Once you have qualified as a solicitor, you may go straight into work or you may go on to do other things. Whether or not you decide to take out a practising certificate (PC) is likely to depend on a number of factors. For example, if you plan to work as a solicitor, it is likely that you will require to have a PC.

If, once qualified, you do not immediately go on to employment as a solicitor (regardless of whether or not you have secured another type of employment) you may wish to consider one of four options:

1. Roll retention - £90

Because the Society holds your details already, this enables you to apply for a PC at short notice. This roll retention fee would need to be paid by any solicitor who, part way through a PC year, wanted to obtain a full PC. Therefore, for those not yet in employment as a solicitor but who are seeking a post, this is often the best option. It allows you to react quickly to job offers and obtain a full PC with minimal delay.

2. Non-practising membership (NPM) - £160

Being a NPM entitles you to vote in Society elections/referenda and entitles you to the Society's Journal each month, as well as all other correspondence issued by the Society. However you can not practise as a solicitor if you are a NPM - you would need the full PC.  If you wish to be a NPM but are not in gainful employment, a concessionary half rate applies. To be a NPM, you must also have your name on the roll (see below):

  • full non-practising membership - £240 (full NPM fee + roll retention fee
  • NPM not in gainful employment - £160 (half NPM fee + roll retention fee)

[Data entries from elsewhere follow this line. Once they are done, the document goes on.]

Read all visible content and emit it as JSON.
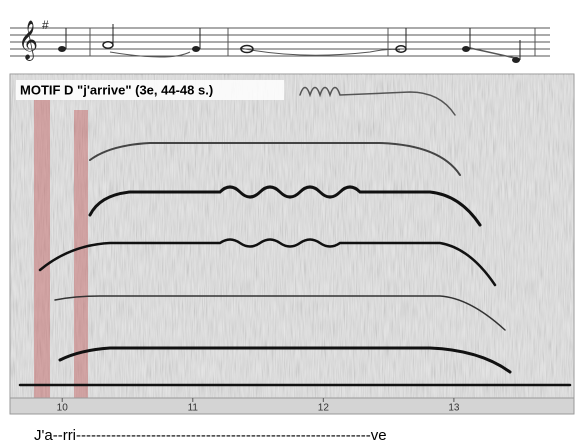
{
  "caption": "MOTIF D \"j'arrive\" (3e, 44-48 s.)",
  "axis": {
    "xlim": [
      9.6,
      13.92
    ],
    "ticks": [
      10,
      11,
      12,
      13
    ]
  },
  "lyrics": "J'a--rri-----------------------------------------------------------ve"
}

3. Choosing not to be on the roll - no cost

This won't happen automatically. When you come to the end of your traineeship, if we have not heard from you, the Society's registrar's team will contact you to ascertain whether or not you would like to remain on or be removed from the roll of solicitors. The result of being removed from the roll is that it will take a longer time for us to put you back on, as the necessary disclosure checks are made. Additionally, restrictions may be placed on your final PC, such as not being permitted to be a principal in private practice.  However, most of these restrictions are more relevant to those who have been in practice a long time and subsequently come off the roll, as opposed to new lawyers going on to the roll for the first time.

The option of choosing not to be on the roll is more likely to be considered by those who have no (current) intention of practising law in Scotland.

If I do not have or have not held a PC for some time, what are the implications?

Any solicitor not having held a certificate for more than 12 months may have a restriction imposed. This is at the discretion of the Practising Certificate Committee. For additional information on any of the above matters, please contact registrar@lawscot.org.uk.

4. Full practising certificate (costs on the the previous page)

This would put you in the same position as a solicitor in employment. However, as noted above, if you are not in employment as a solicitor, you do not require to have a full PC.